Bill Bonner of The Daily Reckoning jumps on the autodidactic bandwagon in An Alternative to the High Cost of College Tuition:
Outside of government itself, America’s universities probably shelter more zombies than any other industry. Of course, there are the millions of students who spend some of the best years of their lives doing little or nothing useful – study loads have dropped from an average of 24 hours a week in the ’60s to just 14 hours now. The professors, administrators and hangers-on are even more zombified. The students eventually have to leave this sanctuary and go out into the real world – or the government. The employees stay zombified for life.

Harvard increased its administrative staff by 300% since 1993. And the typical professor at an Ivy League university now takes a sabbatical every three years, rather than every 7 as the word implies. And according to The Economist, 20 of Harvard’s 48 history professors are on leave this year.

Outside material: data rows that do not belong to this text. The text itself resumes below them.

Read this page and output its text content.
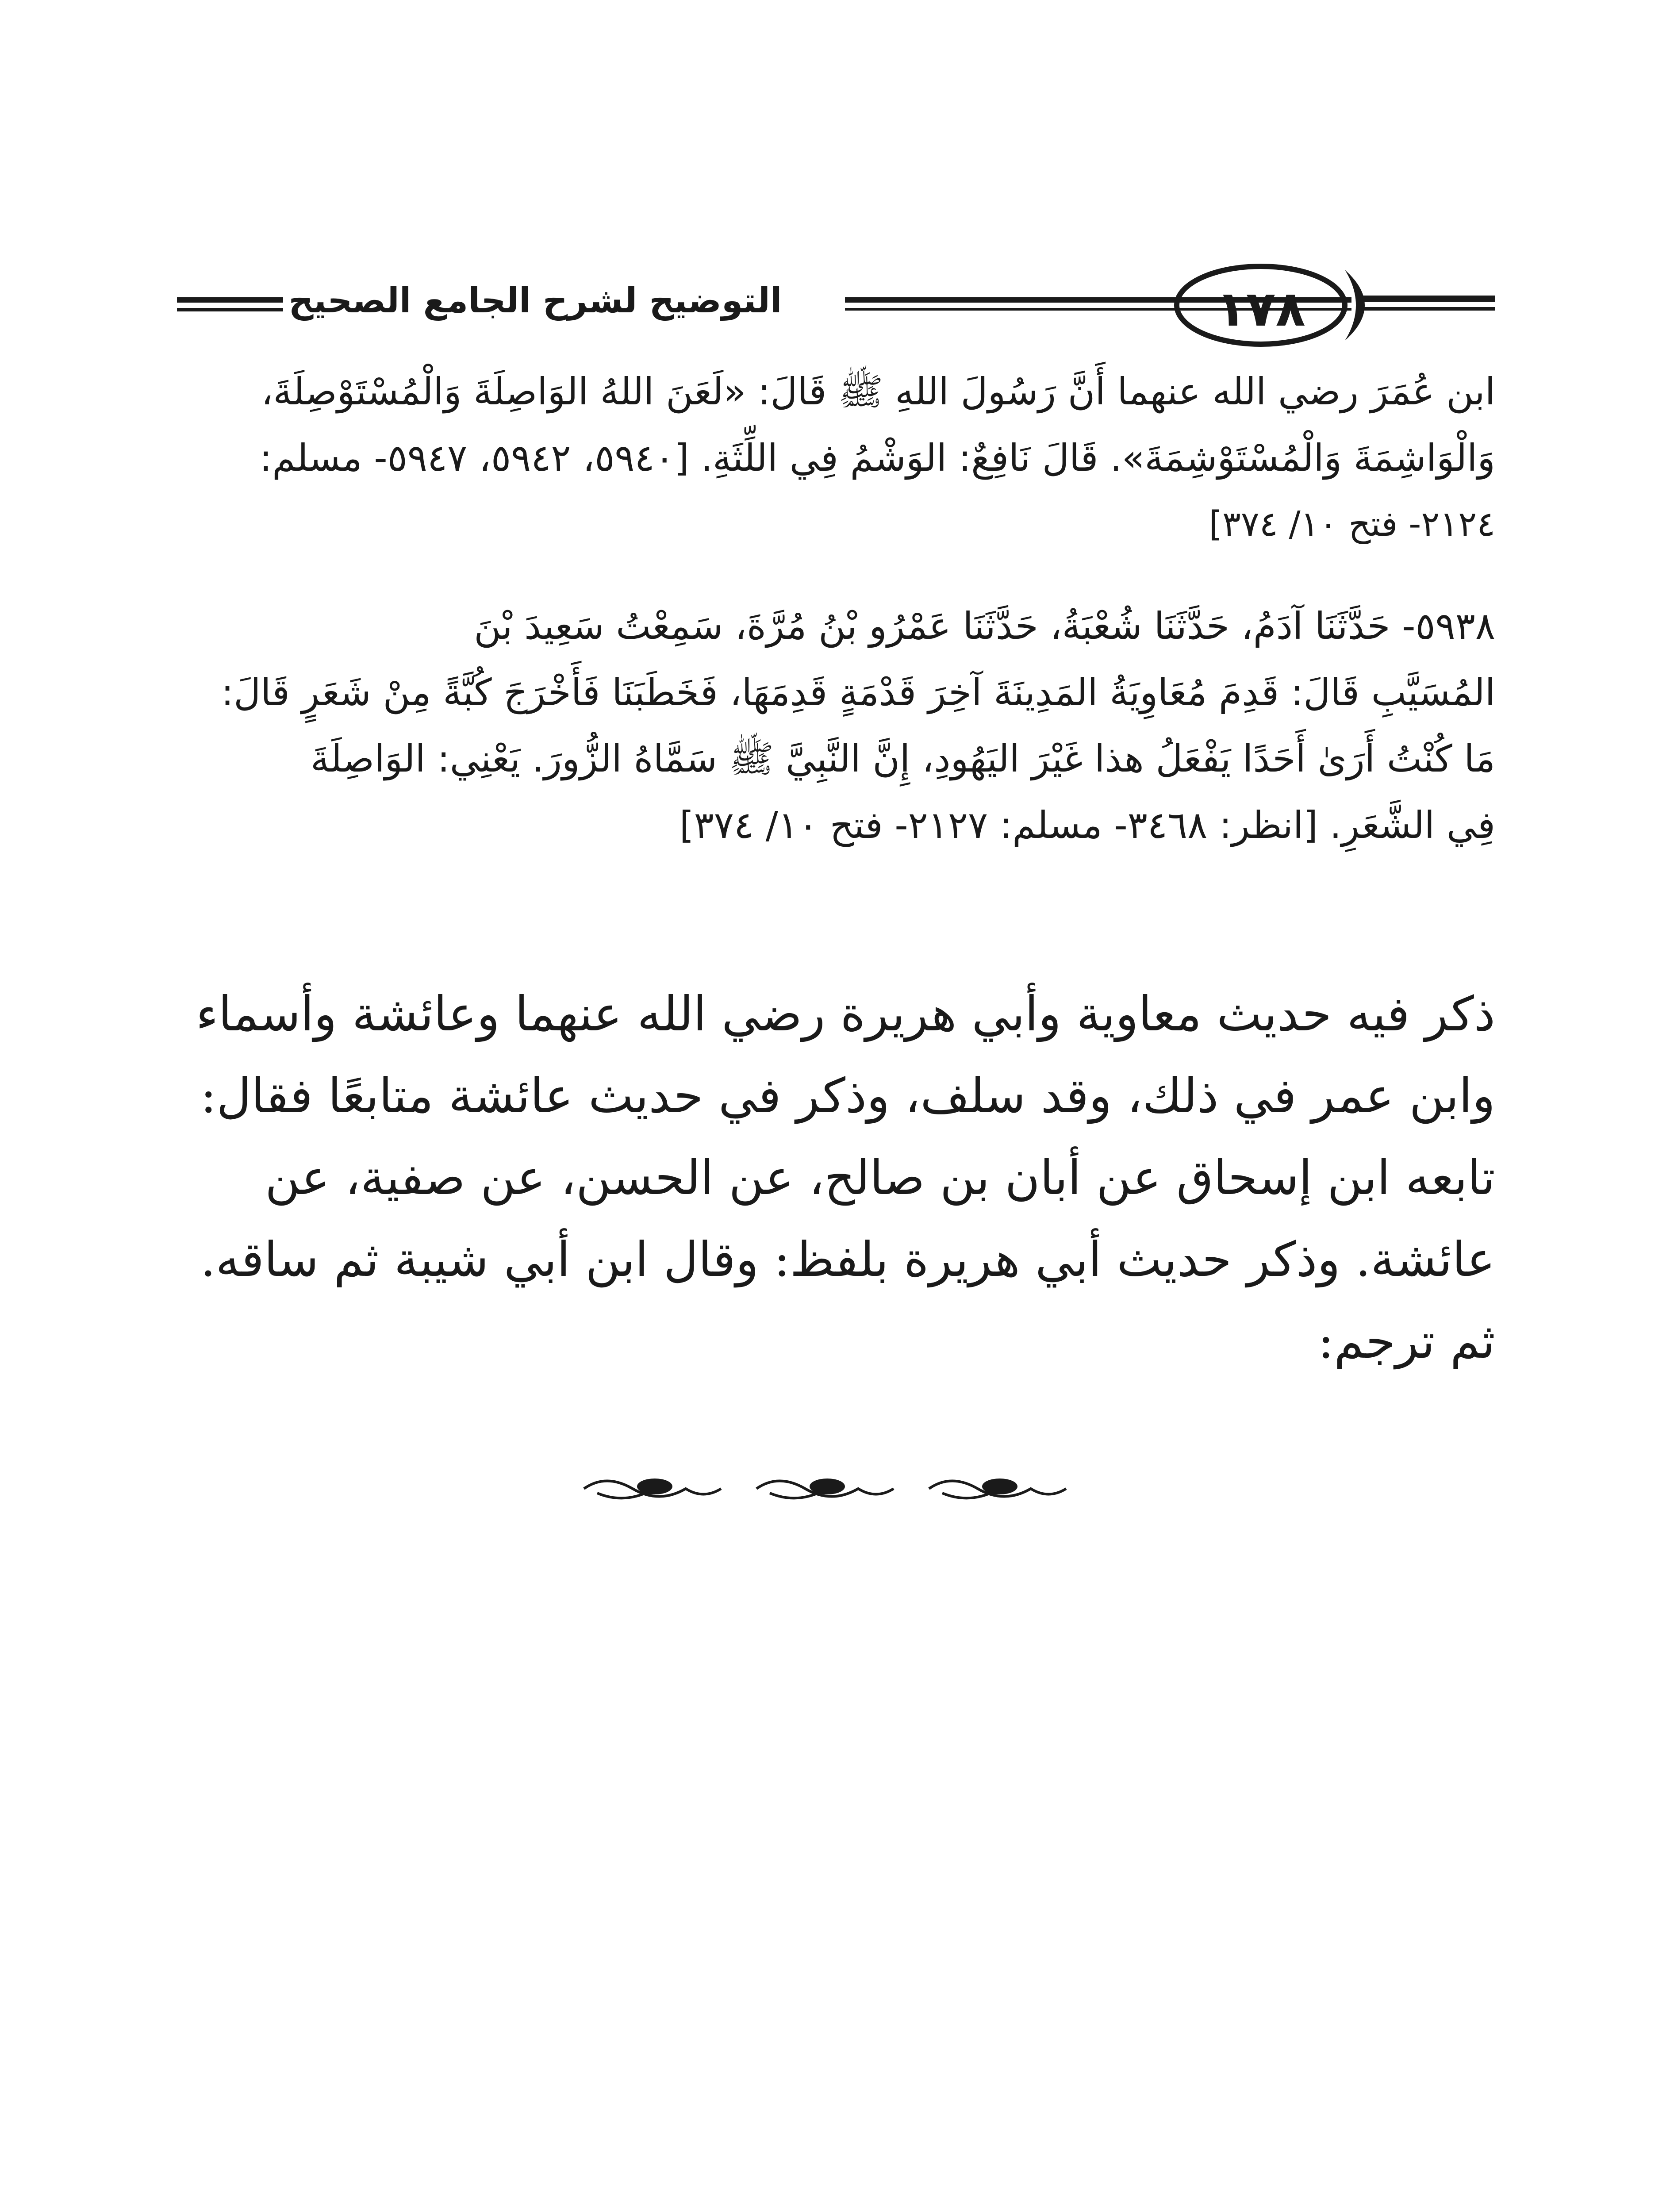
١٧٨
التوضيح لشرح الجامع الصحيح
ابن عُمَرَ رضي الله عنهما أَنَّ رَسُولَ اللهِ ﷺ قَالَ: «لَعَنَ اللهُ الوَاصِلَةَ وَالْمُسْتَوْصِلَةَ،
وَالْوَاشِمَةَ وَالْمُسْتَوْشِمَةَ». قَالَ نَافِعٌ: الوَشْمُ فِي اللِّثَةِ. [٥٩٤٠، ٥٩٤٢، ٥٩٤٧- مسلم:
٢١٢٤- فتح ١٠/ ٣٧٤]
٥٩٣٨- حَدَّثَنَا آدَمُ، حَدَّثَنَا شُعْبَةُ، حَدَّثَنَا عَمْرُو بْنُ مُرَّةَ، سَمِعْتُ سَعِيدَ بْنَ
المُسَيَّبِ قَالَ: قَدِمَ مُعَاوِيَةُ المَدِينَةَ آخِرَ قَدْمَةٍ قَدِمَهَا، فَخَطَبَنَا فَأَخْرَجَ كُبَّةً مِنْ شَعَرٍ قَالَ:
مَا كُنْتُ أَرَىٰ أَحَدًا يَفْعَلُ هذا غَيْرَ اليَهُودِ، إِنَّ النَّبِيَّ ﷺ سَمَّاهُ الزُّورَ. يَعْنِي: الوَاصِلَةَ
فِي الشَّعَرِ. [انظر: ٣٤٦٨- مسلم: ٢١٢٧- فتح ١٠/ ٣٧٤]
ذكر فيه حديث معاوية وأبي هريرة رضي الله عنهما وعائشة وأسماء
وابن عمر في ذلك، وقد سلف، وذكر في حديث عائشة متابعًا فقال:
تابعه ابن إسحاق عن أبان بن صالح، عن الحسن، عن صفية، عن
عائشة. وذكر حديث أبي هريرة بلفظ: وقال ابن أبي شيبة ثم ساقه.
ثم ترجم:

Come to think of it, we don’t know why they bother to teach history at a university. Anyone can read it on his own. And if you want to know what the professor thinks, just buy his book. You can get it for…what, $29?
There's a pervasive belief that the best model for education involves a lecturer at the head of a classroom. I believe the ancients had a better model: Alexander the Great was tutored by Aristotle. Why should we provide any less? It seems to me that homeschoolers are on the cutting edge of this societal evolution. They are empowered by tools and technology that allow them to become the expert tutors in a wide range of subjects.

At the college level, MIT is leading the way with their OpenCourseWare initiative. The website says it all: "free lecture notes, exams, and videos from MIT." If you want a sheepskin, you'll still have to pay for that. Eventually, academia will realize that undergraduate calculus courses are more effective taught by a dynamic lecturer via YouTube than they are when led by grad student who's still learning English. Then they'll figure out that some professors are much better lecturers than others and those professors will get their own YouTube channels. Soon, the university will find it has a lot of research professors, but very few lecturers. This is the path to improving the quality of a university degree and, indeed, America's knowledge workforce.

It's also a necessary step if you want to provide a Harvard-quality education to every poverty stricken inner city teenager.... unless, of course, you're one of those academics destined for the dustbin of history. And, if you are one of those academics, how can you live with yourself knowing that your bank account is fueled at the expense of an impoverish teen's enlightenment?

1 comment:

Van said...

"...if you are one of those academics, how can you live with yourself knowing that your bank account is fueled at the expense of an impoverish teen's enlightenment?"

Lol... that's a keeper!

And when the real teachers figure out that they can offer their time & skills across the 'net in the same way that actors & athletes' do... for a very small price to a whole lot of people... doing what they love without administrators interfering & states mandating... I believe we'll suddenly see Educator's who are fully behind the free market system.